North Atlantic Treaty Organization

The North Atlantic Treaty Organization (NATO) is a military alliance of collective defence between 29 European and North American countries. It was motivated primarily by the threat of an attack by the Soviet Union.

The North Atlantic Treaty states alignment to the UN and the values of its charter. In particular the parties to the treaty agree to settle disputes peacefully.

The treaty was formed in 1949 by 13 of its current members. Since then many countries have joined. Particularly after the dissolution of the Soviet Union. Currently the US, Canada and 27 European nations have signed the treaty. Further European nations may join the treaty, as Article 10 constitutes an “open door” policy towards them.

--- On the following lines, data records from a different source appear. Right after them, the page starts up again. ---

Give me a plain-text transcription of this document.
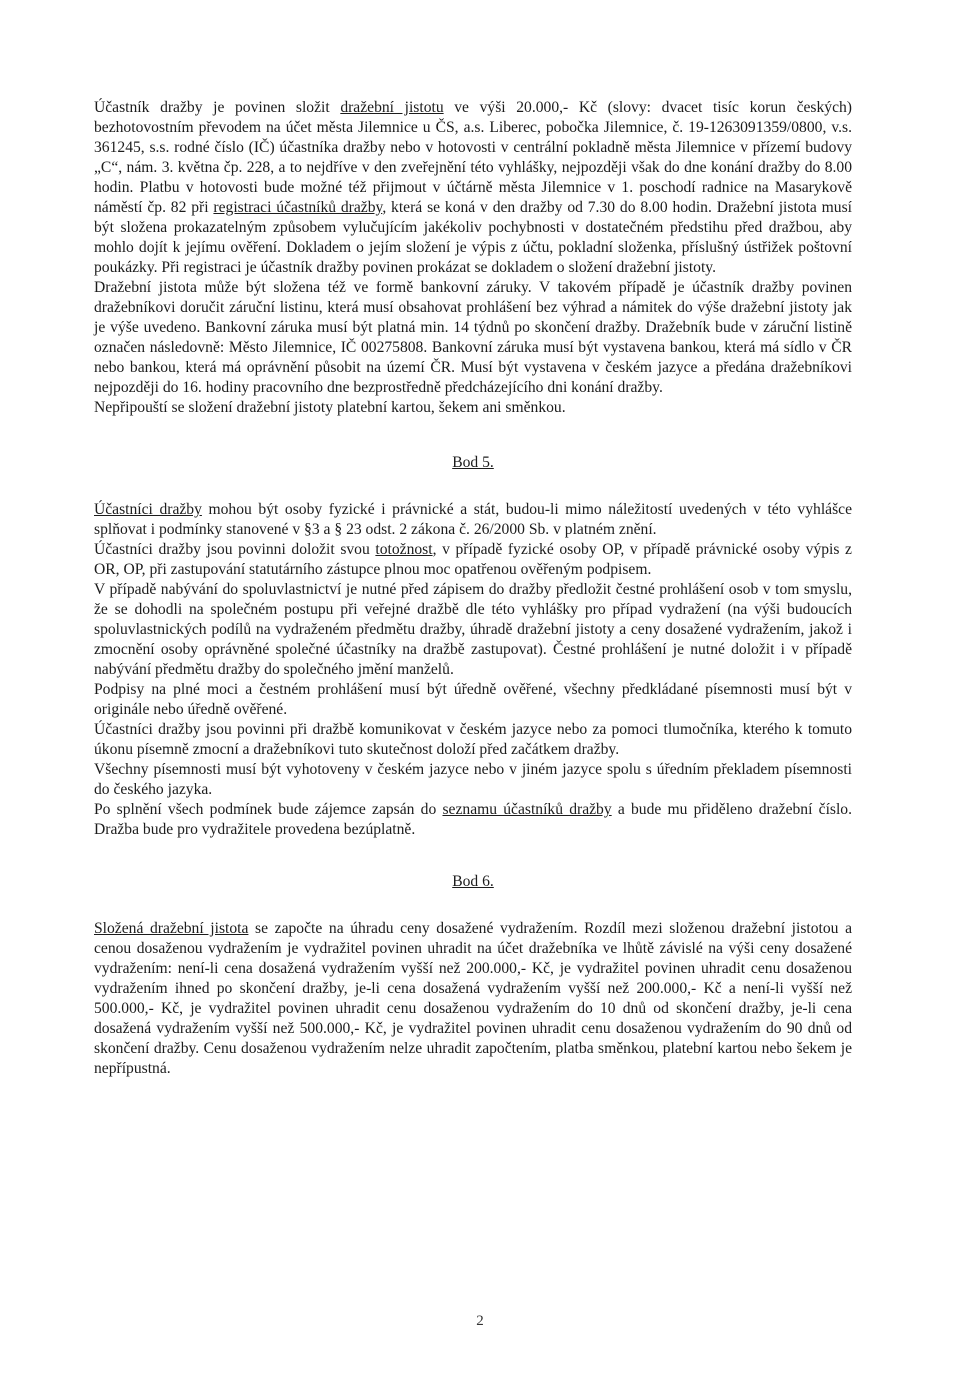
Účastník dražby je povinen složit dražební jistotu ve výši 20.000,- Kč (slovy: dvacet tisíc korun českých) bezhotovostním převodem na účet města Jilemnice u ČS, a.s. Liberec, pobočka Jilemnice, č. 19-1263091359/0800, v.s. 361245, s.s. rodné číslo (IČ) účastníka dražby nebo v hotovosti v centrální pokladně města Jilemnice v přízemí budovy „C“, nám. 3. května čp. 228, a to nejdříve v den zveřejnění této vyhlášky, nejpozději však do dne konání dražby do 8.00 hodin. Platbu v hotovosti bude možné též přijmout v účtárně města Jilemnice v 1. poschodí radnice na Masarykově náměstí čp. 82 při registraci účastníků dražby, která se koná v den dražby od 7.30 do 8.00 hodin. Dražební jistota musí být složena prokazatelným způsobem vylučujícím jakékoliv pochybnosti v dostatečném předstihu před dražbou, aby mohlo dojít k jejímu ověření. Dokladem o jejím složení je výpis z účtu, pokladní složenka, příslušný ústřižek poštovní poukázky. Při registraci je účastník dražby povinen prokázat se dokladem o složení dražební jistoty.

Dražební jistota může být složena též ve formě bankovní záruky. V takovém případě je účastník dražby povinen dražebníkovi doručit záruční listinu, která musí obsahovat prohlášení bez výhrad a námitek do výše dražební jistoty jak je výše uvedeno. Bankovní záruka musí být platná min. 14 týdnů po skončení dražby. Dražebník bude v záruční listině označen následovně: Město Jilemnice, IČ 00275808. Bankovní záruka musí být vystavena bankou, která má sídlo v ČR nebo bankou, která má oprávnění působit na území ČR. Musí být vystavena v českém jazyce a předána dražebníkovi nejpozději do 16. hodiny pracovního dne bezprostředně předcházejícího dni konání dražby.

Nepřipouští se složení dražební jistoty platební kartou, šekem ani směnkou.

Bod 5.

Účastníci dražby mohou být osoby fyzické i právnické a stát, budou-li mimo náležitostí uvedených v této vyhlášce splňovat i podmínky stanovené v §3 a § 23 odst. 2 zákona č. 26/2000 Sb. v platném znění.

Účastníci dražby jsou povinni doložit svou totožnost, v případě fyzické osoby OP, v případě právnické osoby výpis z OR, OP, při zastupování statutárního zástupce plnou moc opatřenou ověřeným podpisem.

V případě nabývání do spoluvlastnictví je nutné před zápisem do dražby předložit čestné prohlášení osob v tom smyslu, že se dohodli na společném postupu při veřejné dražbě dle této vyhlášky pro případ vydražení (na výši budoucích spoluvlastnických podílů na vydraženém předmětu dražby, úhradě dražební jistoty a ceny dosažené vydražením, jakož i zmocnění osoby oprávněné společné účastníky na dražbě zastupovat). Čestné prohlášení je nutné doložit i v případě nabývání předmětu dražby do společného jmění manželů.

Podpisy na plné moci a čestném prohlášení musí být úředně ověřené, všechny předkládané písemnosti musí být v originále nebo úředně ověřené.

Účastníci dražby jsou povinni při dražbě komunikovat v českém jazyce nebo za pomoci tlumočníka, kterého k tomuto úkonu písemně zmocní a dražebníkovi tuto skutečnost doloží před začátkem dražby.

Všechny písemnosti musí být vyhotoveny v českém jazyce nebo v jiném jazyce spolu s úředním překladem písemnosti do českého jazyka.

Po splnění všech podmínek bude zájemce zapsán do seznamu účastníků dražby a bude mu přiděleno dražební číslo. Dražba bude pro vydražitele provedena bezúplatně.

Bod 6.

Složená dražební jistota se započte na úhradu ceny dosažené vydražením. Rozdíl mezi složenou dražební jistotou a cenou dosaženou vydražením je vydražitel povinen uhradit na účet dražebníka ve lhůtě závislé na výši ceny dosažené vydražením: není-li cena dosažená vydražením vyšší než 200.000,- Kč, je vydražitel povinen uhradit cenu dosaženou vydražením ihned po skončení dražby, je-li cena dosažená vydražením vyšší než 200.000,- Kč a není-li vyšší než 500.000,- Kč, je vydražitel povinen uhradit cenu dosaženou vydražením do 10 dnů od skončení dražby, je-li cena dosažená vydražením vyšší než 500.000,- Kč, je vydražitel povinen uhradit cenu dosaženou vydražením do 90 dnů od skončení dražby. Cenu dosaženou vydražením nelze uhradit započtením, platba směnkou, platební kartou nebo šekem je nepřípustná.

2
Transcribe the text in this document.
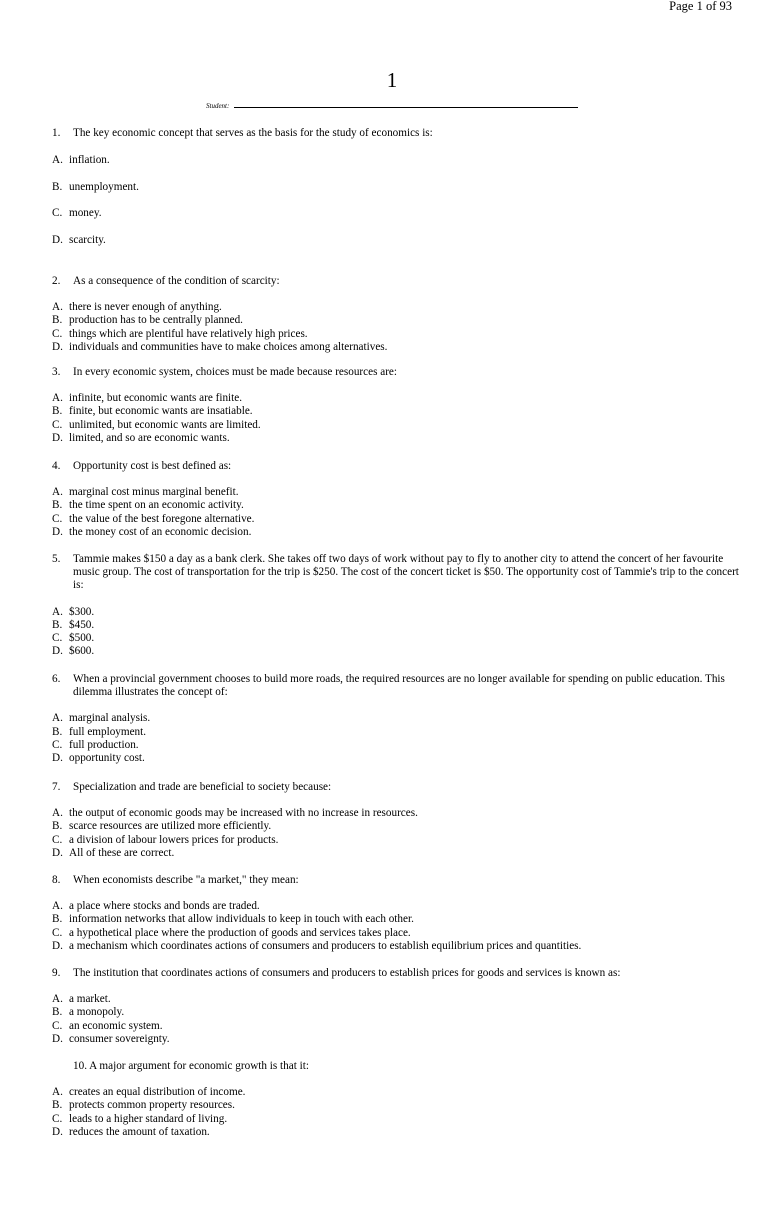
Page 1 of 93
1
Student:
1. The key economic concept that serves as the basis for the study of economics is:
A. inflation.
B. unemployment.
C. money.
D. scarcity.
2. As a consequence of the condition of scarcity:
A. there is never enough of anything.
B. production has to be centrally planned.
C. things which are plentiful have relatively high prices.
D. individuals and communities have to make choices among alternatives.
3. In every economic system, choices must be made because resources are:
A. infinite, but economic wants are finite.
B. finite, but economic wants are insatiable.
C. unlimited, but economic wants are limited.
D. limited, and so are economic wants.
4. Opportunity cost is best defined as:
A. marginal cost minus marginal benefit.
B. the time spent on an economic activity.
C. the value of the best foregone alternative.
D. the money cost of an economic decision.
5. Tammie makes $150 a day as a bank clerk. She takes off two days of work without pay to fly to another city to attend the concert of her favourite music group. The cost of transportation for the trip is $250. The cost of the concert ticket is $50. The opportunity cost of Tammie's trip to the concert is:
A. $300.
B. $450.
C. $500.
D. $600.
6. When a provincial government chooses to build more roads, the required resources are no longer available for spending on public education. This dilemma illustrates the concept of:
A. marginal analysis.
B. full employment.
C. full production.
D. opportunity cost.
7. Specialization and trade are beneficial to society because:
A. the output of economic goods may be increased with no increase in resources.
B. scarce resources are utilized more efficiently.
C. a division of labour lowers prices for products.
D. All of these are correct.
8. When economists describe "a market," they mean:
A. a place where stocks and bonds are traded.
B. information networks that allow individuals to keep in touch with each other.
C. a hypothetical place where the production of goods and services takes place.
D. a mechanism which coordinates actions of consumers and producers to establish equilibrium prices and quantities.
9. The institution that coordinates actions of consumers and producers to establish prices for goods and services is known as:
A. a market.
B. a monopoly.
C. an economic system.
D. consumer sovereignty.
10. A major argument for economic growth is that it:
A. creates an equal distribution of income.
B. protects common property resources.
C. leads to a higher standard of living.
D. reduces the amount of taxation.
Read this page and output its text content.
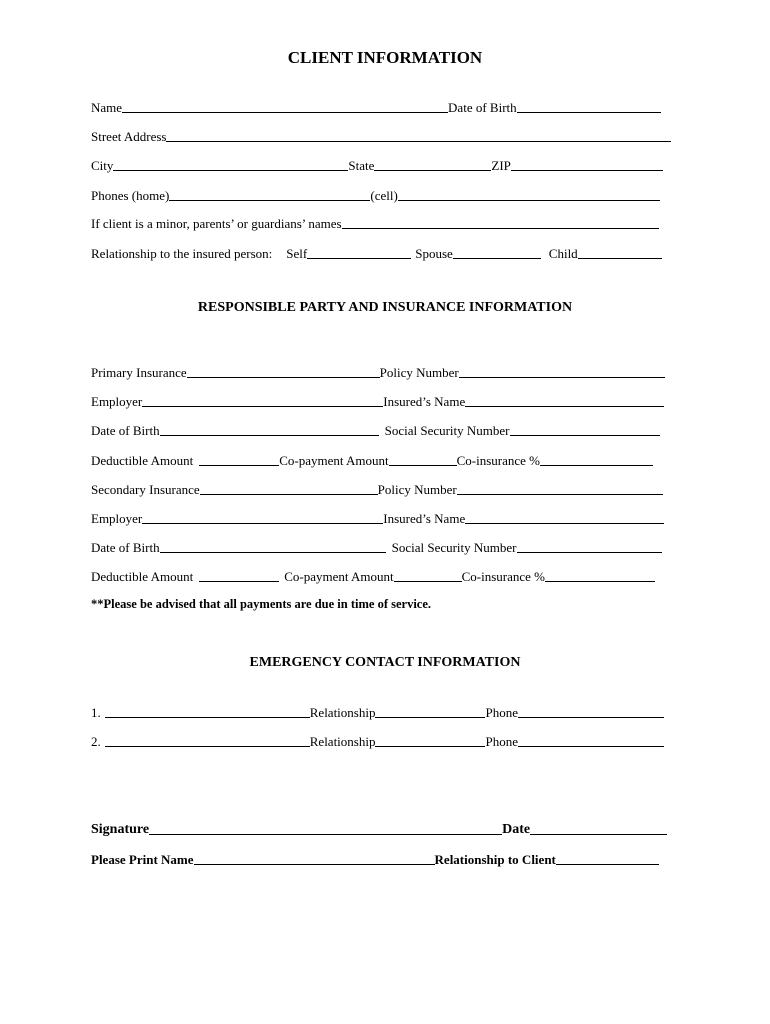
CLIENT INFORMATION
Name	Date of Birth
Street Address
City	State	ZIP
Phones (home)	(cell)
If client is a minor, parents’ or guardians’ names
Relationship to the insured person: Self	Spouse	Child
RESPONSIBLE PARTY AND INSURANCE INFORMATION
Primary Insurance	Policy Number
Employer	Insured’s Name
Date of Birth	Social Security Number
Deductible Amount	Co-payment Amount	Co-insurance %
Secondary Insurance	Policy Number
Employer	Insured’s Name
Date of Birth	Social Security Number
Deductible Amount	Co-payment Amount	Co-insurance %
**Please be advised that all payments are due in time of service.
EMERGENCY CONTACT INFORMATION
1.	Relationship	Phone
2.	Relationship	Phone
Signature	Date
Please Print Name	Relationship to Client
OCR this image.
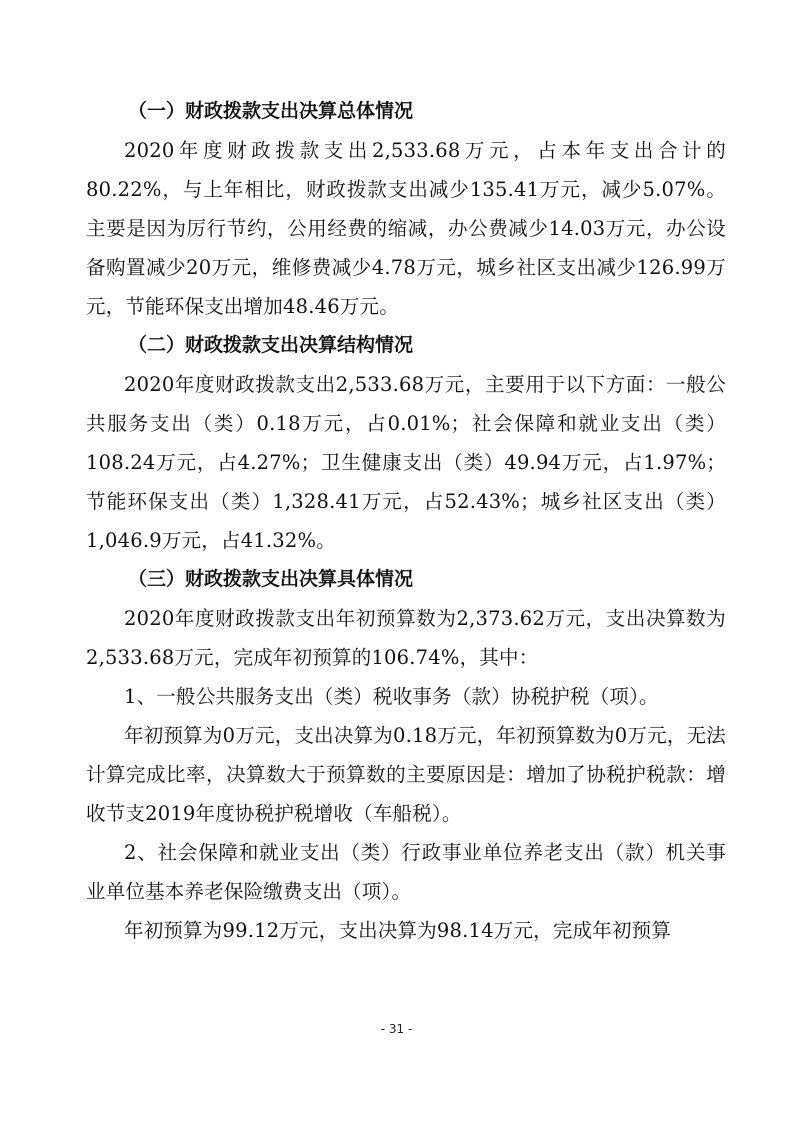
（一）财政拨款支出决算总体情况

2020年度财政拨款支出2,533.68万元，占本年支出合计的80.22%，与上年相比，财政拨款支出减少135.41万元，减少5.07%。主要是因为厉行节约，公用经费的缩减，办公费减少14.03万元，办公设备购置减少20万元，维修费减少4.78万元，城乡社区支出减少126.99万元，节能环保支出增加48.46万元。

（二）财政拨款支出决算结构情况

2020年度财政拨款支出2,533.68万元，主要用于以下方面：一般公共服务支出（类）0.18万元，占0.01%；社会保障和就业支出（类）108.24万元，占4.27%；卫生健康支出（类）49.94万元，占1.97%；节能环保支出（类）1,328.41万元，占52.43%；城乡社区支出（类）1,046.9万元，占41.32%。

（三）财政拨款支出决算具体情况

2020年度财政拨款支出年初预算数为2,373.62万元，支出决算数为2,533.68万元，完成年初预算的106.74%，其中：

1、一般公共服务支出（类）税收事务（款）协税护税（项）。

年初预算为0万元，支出决算为0.18万元，年初预算数为0万元，无法计算完成比率，决算数大于预算数的主要原因是：增加了协税护税款：增收节支2019年度协税护税增收（车船税）。

2、社会保障和就业支出（类）行政事业单位养老支出（款）机关事业单位基本养老保险缴费支出（项）。

年初预算为99.12万元，支出决算为98.14万元，完成年初预算

- 31 -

NATO’s first military operation didn’t come until 1990, after the end of the cold war. The first time Article 5 - the treaty’s guarantee of collective defence - was invoked was in 2001 as a reaction to the September 11 attacks.

Over the years NATO’s has moved to a strategy it refers to as “Active Engagement, Modern Defence”. Since the beginning of the new millenium NATO has, among other, led military operations in Afghanistan and the African Union, training missions in Iraq, and disaster relief operations. However - in particular in the wake of the suspension of the INF treaty between the US and Russia - collective defence remains the NATO’s most integral component.